Due mainly to rapidly rising interest rates, it got a little less profitable to be a mortgage lender during the fourth quarter, according to the Mortgage Bankers Association’s (MBA) Quarterly Mortgage Bankers Performance Report.
The net gain on each loan originated during the fourth quarter was $575, down from $1,773 in the third quarter, according to the MBA’s voluntary survey of independent mortgage banks and mortgage subsidiaries of chartered banks.

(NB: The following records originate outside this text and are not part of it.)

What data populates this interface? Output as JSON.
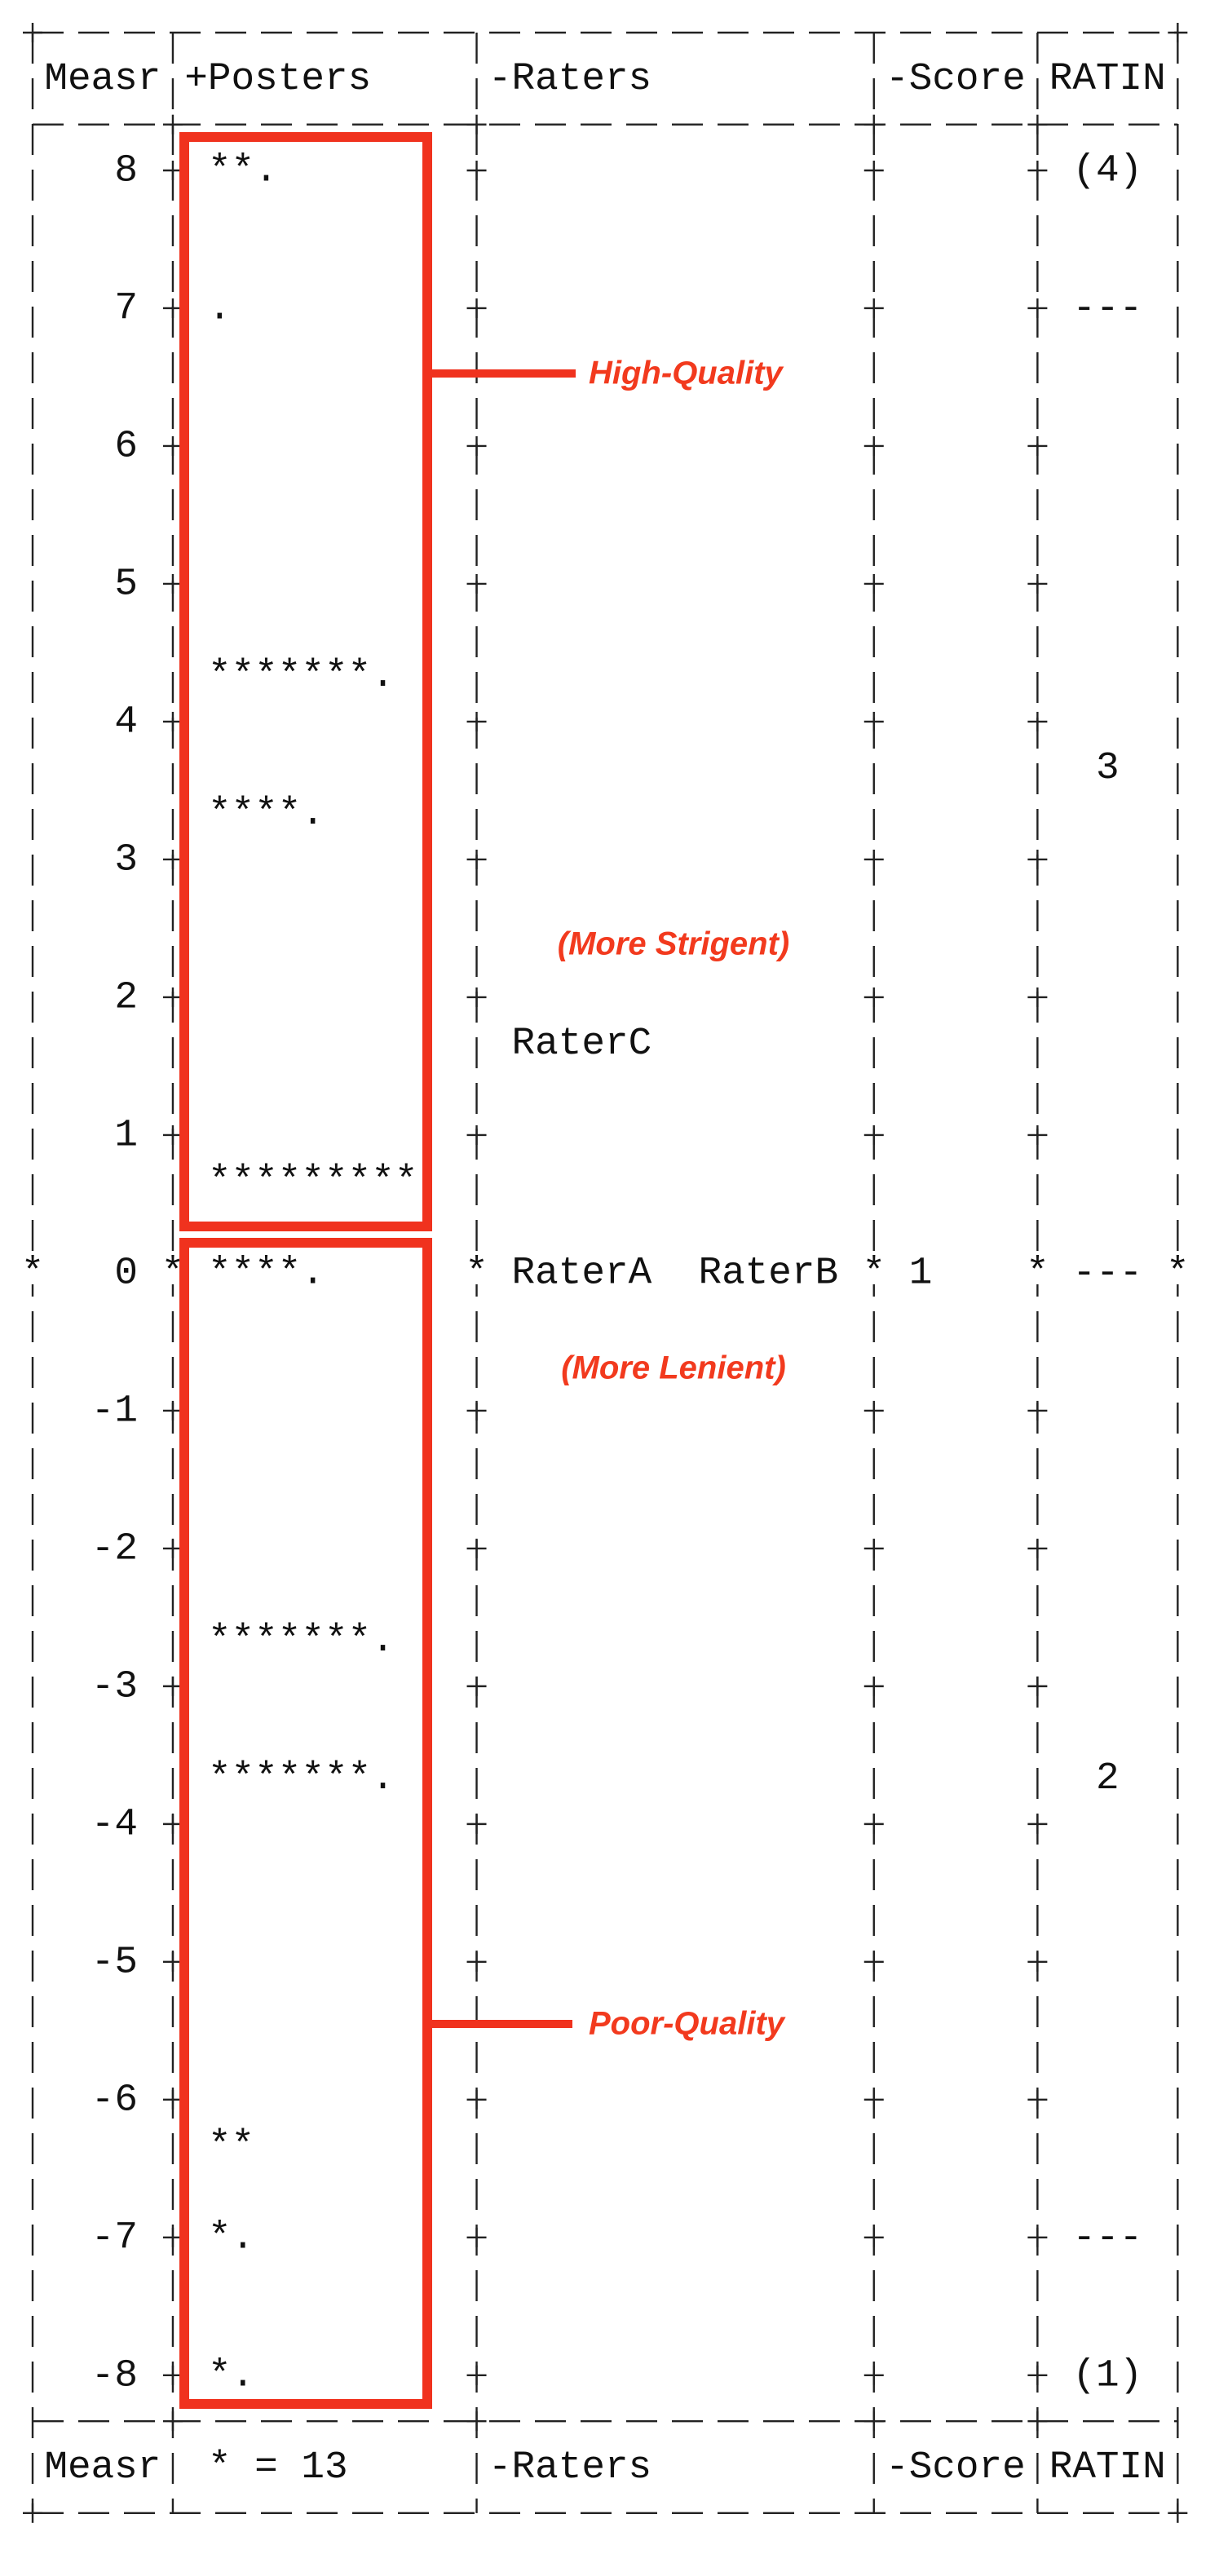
{
  "header": {
    "measure": "Measr",
    "posters": "+Posters",
    "raters": "-Raters",
    "score": "-Score",
    "rating": "RATIN"
  },
  "rows": [
    {
      "measure": "8",
      "posters": "**.",
      "rating": "(4)"
    },
    {},
    {},
    {
      "measure": "7",
      "posters": ".",
      "rating": "---"
    },
    {},
    {},
    {
      "measure": "6"
    },
    {},
    {},
    {
      "measure": "5"
    },
    {},
    {
      "posters": "*******."
    },
    {
      "measure": "4"
    },
    {
      "rating": "3"
    },
    {
      "posters": "****."
    },
    {
      "measure": "3"
    },
    {},
    {},
    {
      "measure": "2"
    },
    {
      "raters": "RaterC"
    },
    {},
    {
      "measure": "1"
    },
    {
      "posters": "*********"
    },
    {},
    {
      "measure": "0",
      "marker": "*",
      "posters": "****.",
      "raters": "RaterA  RaterB",
      "score": "1",
      "rating": "---"
    },
    {},
    {},
    {
      "measure": "-1"
    },
    {},
    {},
    {
      "measure": "-2"
    },
    {},
    {
      "posters": "*******."
    },
    {
      "measure": "-3"
    },
    {},
    {
      "posters": "*******.",
      "rating": "2"
    },
    {
      "measure": "-4"
    },
    {},
    {},
    {
      "measure": "-5"
    },
    {},
    {},
    {
      "measure": "-6"
    },
    {
      "posters": "**"
    },
    {},
    {
      "measure": "-7",
      "posters": "*.",
      "rating": "---"
    },
    {},
    {},
    {
      "measure": "-8",
      "posters": "*.",
      "rating": "(1)"
    }
  ],
  "footer": {
    "measure": "Measr",
    "posters": "* = 13",
    "raters": "-Raters",
    "score": "-Score",
    "rating": "RATIN"
  },
  "annotations": {
    "high": "High-Quality",
    "stringent": "(More Strigent)",
    "lenient": "(More Lenient)",
    "poor": "Poor-Quality"
  }
}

“Rapid increases in interest rates in the last two months of 2016 slowed mortgage activity in the fourth quarter, driving a significant decrease in loan production profits,” says Marina Walsh, vice president of industry analysis for the MBA, in a statement. “Mortgage lenders reported a combination of both lower revenues and higher expenses. On the revenue side, secondary marketing income dropped as mortgage lenders wrestled with less favorable pricing and pipeline challenges. At the same time, production expenses per loan rose as fixed costs were spread over fewer loans,”

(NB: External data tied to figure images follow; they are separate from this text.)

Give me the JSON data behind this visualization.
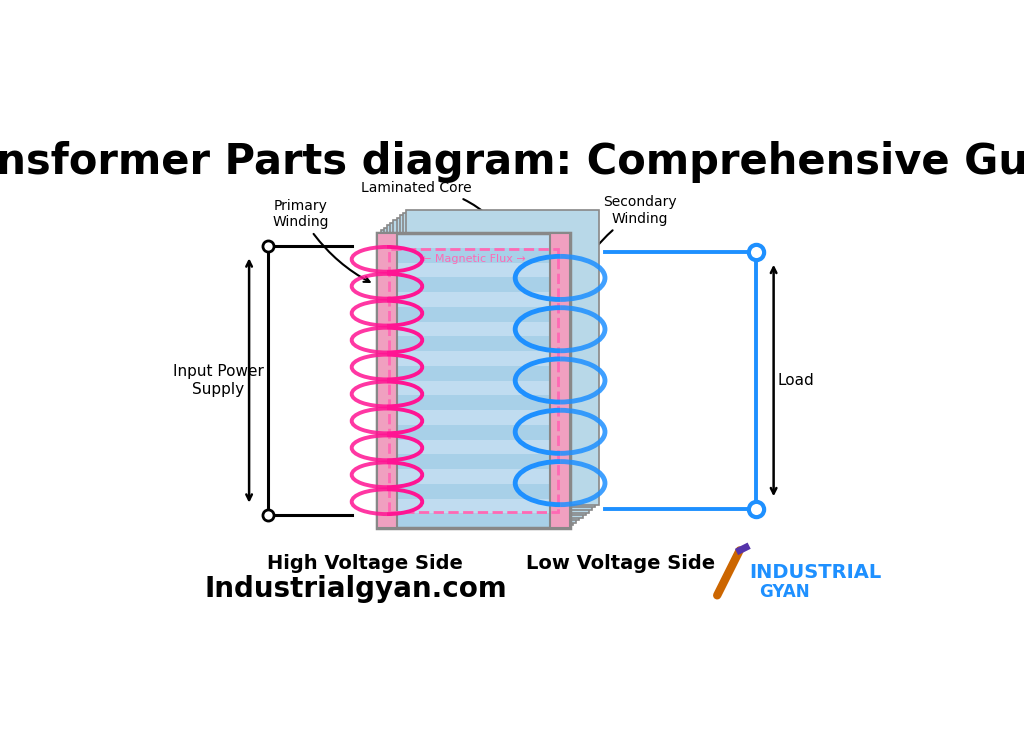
{
  "title": "Transformer Parts diagram: Comprehensive Guide",
  "title_fontsize": 30,
  "title_fontweight": "bold",
  "bg_color": "#ffffff",
  "primary_coil_color": "#FF1493",
  "secondary_coil_color": "#1E90FF",
  "core_front_color": "#C8C8C8",
  "core_fill_color": "#B8D8E8",
  "core_stripe_color": "#A0C8E0",
  "core_border_color": "#888888",
  "flux_box_color": "#FF69B4",
  "text_color": "#000000",
  "label_primary_winding": "Primary\nWinding",
  "label_secondary_winding": "Secondary\nWinding",
  "label_laminated_core": "Laminated Core",
  "label_magnetic_flux": "Magnetic Flux",
  "label_input_power": "Input Power\nSupply",
  "label_load": "Load",
  "label_high_voltage": "High Voltage Side",
  "label_low_voltage": "Low Voltage Side",
  "label_website": "Industrialgyan.com",
  "website_fontsize": 20,
  "website_fontweight": "bold",
  "primary_n_turns": 10,
  "secondary_n_turns": 5,
  "note_font": 9
}
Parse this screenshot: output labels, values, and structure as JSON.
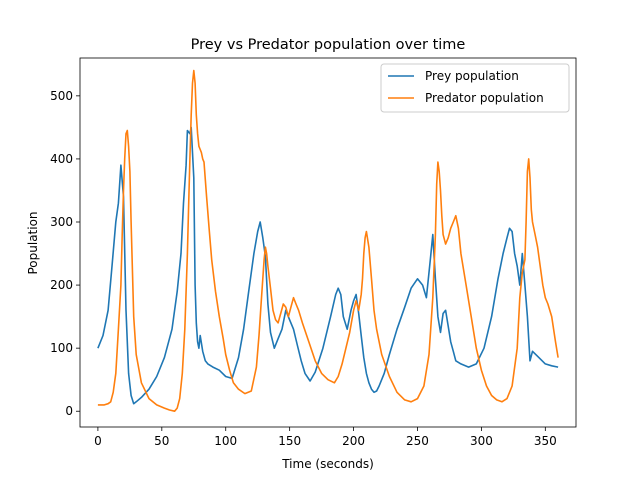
{
  "chart_data": {
    "type": "line",
    "title": "Prey vs Predator population over time",
    "xlabel": "Time (seconds)",
    "ylabel": "Population",
    "xlim": [
      -14,
      374
    ],
    "ylim": [
      -25,
      560
    ],
    "xticks": [
      0,
      50,
      100,
      150,
      200,
      250,
      300,
      350
    ],
    "yticks": [
      0,
      100,
      200,
      300,
      400,
      500
    ],
    "grid": false,
    "legend_position": "top-right",
    "series": [
      {
        "name": "Prey population",
        "color": "#1f77b4",
        "x": [
          0,
          4,
          8,
          11,
          14,
          16,
          18,
          20,
          22,
          24,
          26,
          28,
          30,
          34,
          40,
          46,
          52,
          58,
          62,
          65,
          67,
          69,
          70,
          72,
          73,
          75,
          76,
          77,
          78,
          79,
          80,
          82,
          84,
          86,
          90,
          95,
          100,
          105,
          110,
          114,
          118,
          122,
          125,
          127,
          129,
          131,
          133,
          135,
          138,
          141,
          144,
          147,
          150,
          153,
          156,
          159,
          162,
          166,
          170,
          176,
          182,
          186,
          188,
          190,
          192,
          195,
          198,
          200,
          202,
          204,
          206,
          208,
          210,
          212,
          214,
          216,
          218,
          220,
          224,
          228,
          234,
          240,
          245,
          250,
          254,
          257,
          260,
          262,
          264,
          266,
          268,
          270,
          272,
          274,
          276,
          278,
          280,
          284,
          290,
          296,
          302,
          308,
          313,
          317,
          320,
          322,
          324,
          326,
          328,
          330,
          332,
          334,
          336,
          338,
          340,
          345,
          350,
          355,
          360
        ],
        "values": [
          100,
          120,
          160,
          230,
          300,
          330,
          390,
          340,
          160,
          60,
          25,
          12,
          15,
          22,
          35,
          55,
          85,
          130,
          190,
          250,
          330,
          390,
          445,
          440,
          450,
          370,
          200,
          140,
          110,
          100,
          120,
          95,
          80,
          75,
          70,
          65,
          55,
          52,
          85,
          130,
          190,
          250,
          285,
          300,
          275,
          245,
          170,
          125,
          100,
          115,
          130,
          160,
          145,
          130,
          105,
          80,
          60,
          48,
          62,
          100,
          150,
          185,
          195,
          185,
          150,
          130,
          160,
          175,
          185,
          155,
          120,
          85,
          60,
          45,
          35,
          30,
          32,
          40,
          60,
          90,
          130,
          165,
          195,
          210,
          200,
          180,
          240,
          280,
          210,
          150,
          125,
          155,
          160,
          135,
          110,
          95,
          80,
          75,
          70,
          75,
          100,
          150,
          210,
          250,
          275,
          290,
          285,
          250,
          230,
          200,
          250,
          200,
          150,
          80,
          95,
          85,
          75,
          72,
          70
        ]
      },
      {
        "name": "Predator population",
        "color": "#ff7f0e",
        "x": [
          0,
          5,
          8,
          10,
          12,
          14,
          16,
          18,
          19,
          20,
          21,
          22,
          23,
          24,
          25,
          26,
          28,
          30,
          34,
          40,
          46,
          52,
          56,
          60,
          62,
          64,
          66,
          68,
          70,
          71,
          72,
          73,
          74,
          75,
          76,
          77,
          78,
          79,
          80,
          81,
          82,
          83,
          85,
          87,
          89,
          92,
          95,
          98,
          100,
          103,
          106,
          110,
          115,
          120,
          124,
          126,
          128,
          130,
          131,
          132,
          133,
          135,
          137,
          139,
          141,
          143,
          145,
          147,
          149,
          151,
          153,
          155,
          157,
          160,
          165,
          170,
          175,
          180,
          185,
          188,
          191,
          194,
          197,
          200,
          202,
          204,
          206,
          207,
          208,
          209,
          210,
          212,
          214,
          216,
          218,
          222,
          228,
          234,
          240,
          245,
          250,
          255,
          259,
          262,
          264,
          265,
          266,
          267,
          268,
          269,
          270,
          272,
          274,
          276,
          278,
          280,
          282,
          284,
          288,
          292,
          296,
          300,
          304,
          308,
          312,
          316,
          320,
          324,
          328,
          330,
          332,
          334,
          335,
          336,
          337,
          338,
          339,
          340,
          342,
          344,
          346,
          348,
          350,
          352,
          355,
          358,
          360
        ],
        "values": [
          10,
          10,
          12,
          15,
          30,
          60,
          130,
          200,
          280,
          350,
          400,
          440,
          445,
          420,
          380,
          300,
          150,
          90,
          45,
          20,
          10,
          5,
          2,
          0,
          5,
          20,
          60,
          130,
          250,
          330,
          400,
          470,
          520,
          540,
          520,
          470,
          440,
          420,
          415,
          410,
          400,
          395,
          340,
          290,
          240,
          190,
          150,
          115,
          90,
          65,
          45,
          35,
          28,
          32,
          70,
          120,
          180,
          240,
          260,
          250,
          230,
          195,
          160,
          145,
          140,
          155,
          170,
          165,
          150,
          165,
          180,
          170,
          160,
          140,
          110,
          80,
          60,
          50,
          45,
          55,
          75,
          100,
          125,
          160,
          175,
          160,
          185,
          210,
          250,
          275,
          285,
          260,
          210,
          160,
          130,
          90,
          55,
          30,
          18,
          15,
          20,
          40,
          90,
          180,
          280,
          360,
          395,
          380,
          350,
          310,
          280,
          265,
          275,
          290,
          300,
          310,
          290,
          250,
          200,
          150,
          100,
          65,
          40,
          25,
          18,
          15,
          20,
          40,
          100,
          180,
          220,
          240,
          300,
          380,
          400,
          370,
          320,
          300,
          280,
          260,
          230,
          200,
          180,
          170,
          150,
          110,
          85
        ]
      }
    ]
  }
}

“Those mortgage lenders with servicing portfolios benefited from higher net servicing financial income in the fourth quarter due to increases in the valuation of their mortgage servicing rights, driven by the same rising interest rates,” Walsh adds. “However, the reduced profitability on the production side of the business generally outweighed servicing gains.”

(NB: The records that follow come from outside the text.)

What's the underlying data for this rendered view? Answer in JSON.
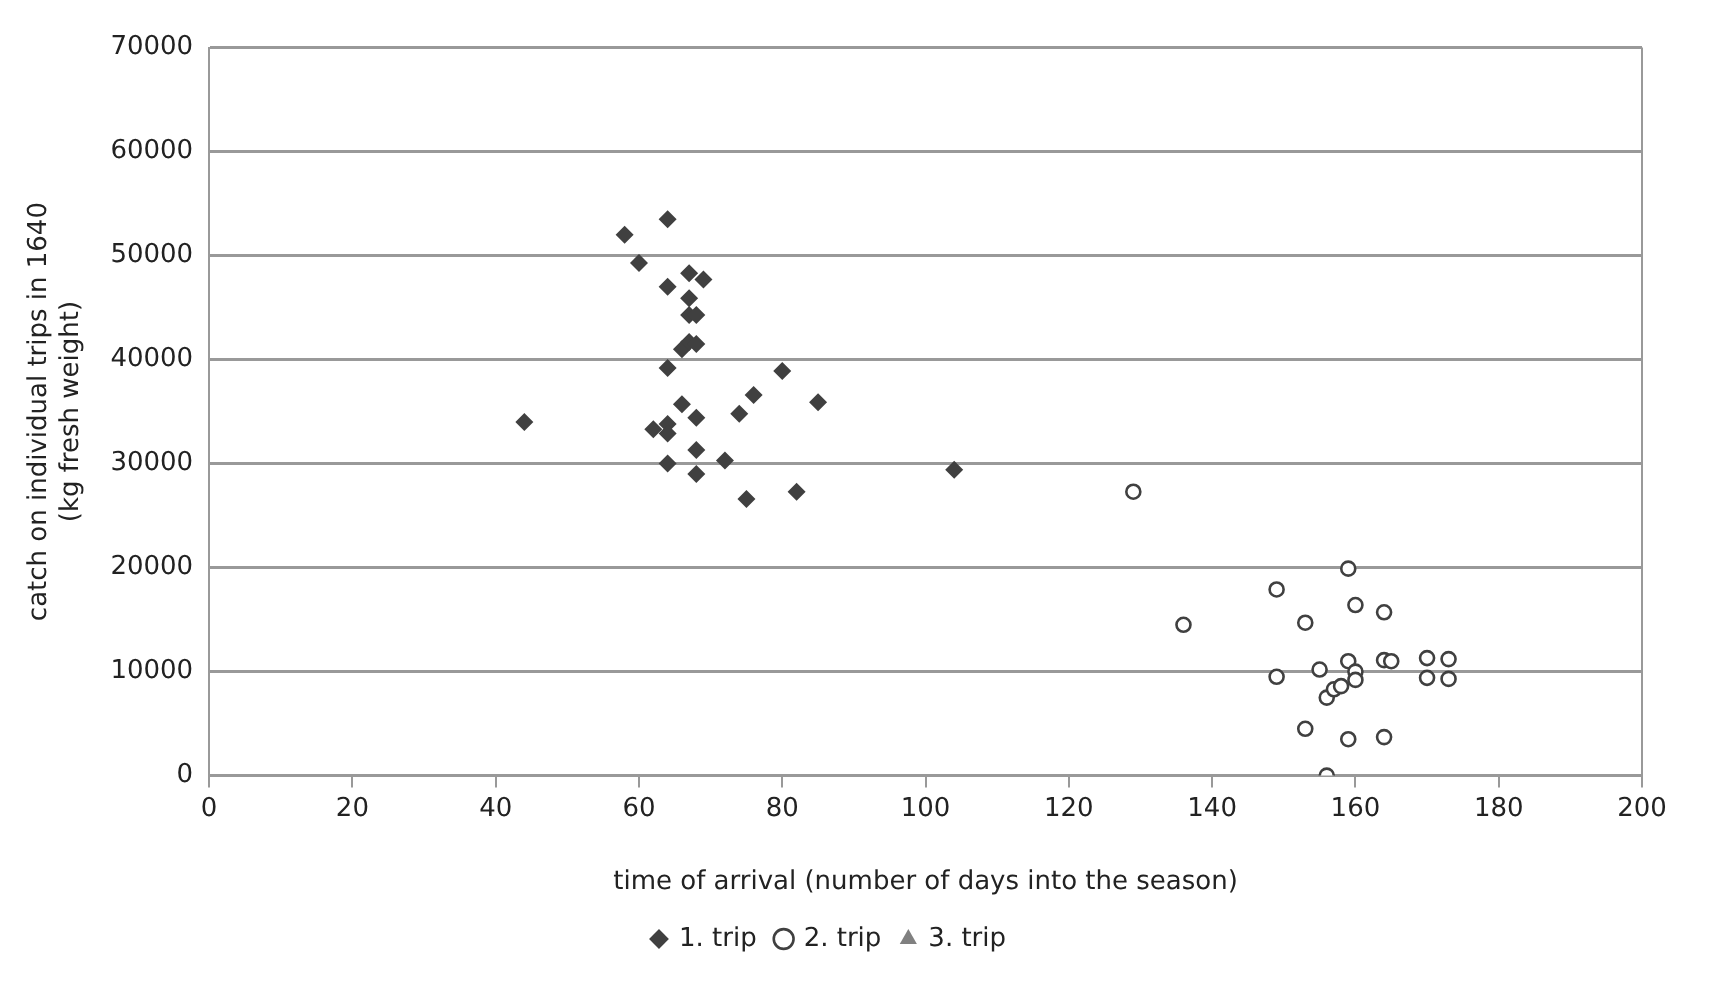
{
  "chart_data": {
    "type": "scatter",
    "xlabel": "time of arrival (number of days into the season)",
    "ylabel": "catch on individual trips in 1640\n(kg fresh weight)",
    "xlim": [
      0,
      200
    ],
    "xticks": [
      0,
      20,
      40,
      60,
      80,
      100,
      120,
      140,
      160,
      180,
      200
    ],
    "ylim": [
      0,
      70000
    ],
    "yticks": [
      0,
      10000,
      20000,
      30000,
      40000,
      50000,
      60000,
      70000
    ],
    "grid": "y",
    "legend": "bottom",
    "series": [
      {
        "name": "1. trip",
        "color": "#404040",
        "marker": "diamond",
        "x": [
          44,
          58,
          60,
          64,
          64,
          67,
          69,
          67,
          67,
          68,
          66,
          67,
          68,
          64,
          80,
          76,
          85,
          66,
          68,
          74,
          62,
          64,
          64,
          68,
          64,
          72,
          68,
          75,
          82,
          104
        ],
        "values": [
          34000,
          52000,
          49300,
          53500,
          47000,
          48300,
          47700,
          45900,
          44300,
          44300,
          41000,
          41700,
          41500,
          39200,
          38900,
          36600,
          35900,
          35700,
          34400,
          34800,
          33300,
          33800,
          32900,
          31300,
          30000,
          30300,
          29000,
          26600,
          27300,
          29400
        ]
      },
      {
        "name": "2. trip",
        "color": "#404040",
        "marker": "circle",
        "x": [
          129,
          136,
          149,
          149,
          153,
          153,
          155,
          156,
          156,
          157,
          158,
          159,
          159,
          159,
          160,
          160,
          160,
          164,
          164,
          165,
          164,
          170,
          170,
          173,
          173
        ],
        "values": [
          27300,
          14500,
          17900,
          9500,
          14700,
          4500,
          10200,
          0,
          7500,
          8300,
          8600,
          11000,
          19900,
          3500,
          16400,
          10000,
          9200,
          15700,
          11100,
          11000,
          3700,
          11300,
          9400,
          11200,
          9300
        ]
      },
      {
        "name": "3. trip",
        "color": "#808080",
        "marker": "triangle"
      }
    ]
  }
}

Average production volume was $690 million per company in the fourth quarter – down from $764 million in the third quarter, according to the report. Each company averaged 2,811 loans, down from 3,072 loans in the third quarter.
The average pre-tax production profit was 24 basis points – down from 74 bps in the previous quarter.
The average loan balance for first mortgages was $246,473, down from the previous study high of $251,398 in the third quarter.
The average pull-through rate (loan closings to applications) was a study high of 76.45%, up from 73.33%.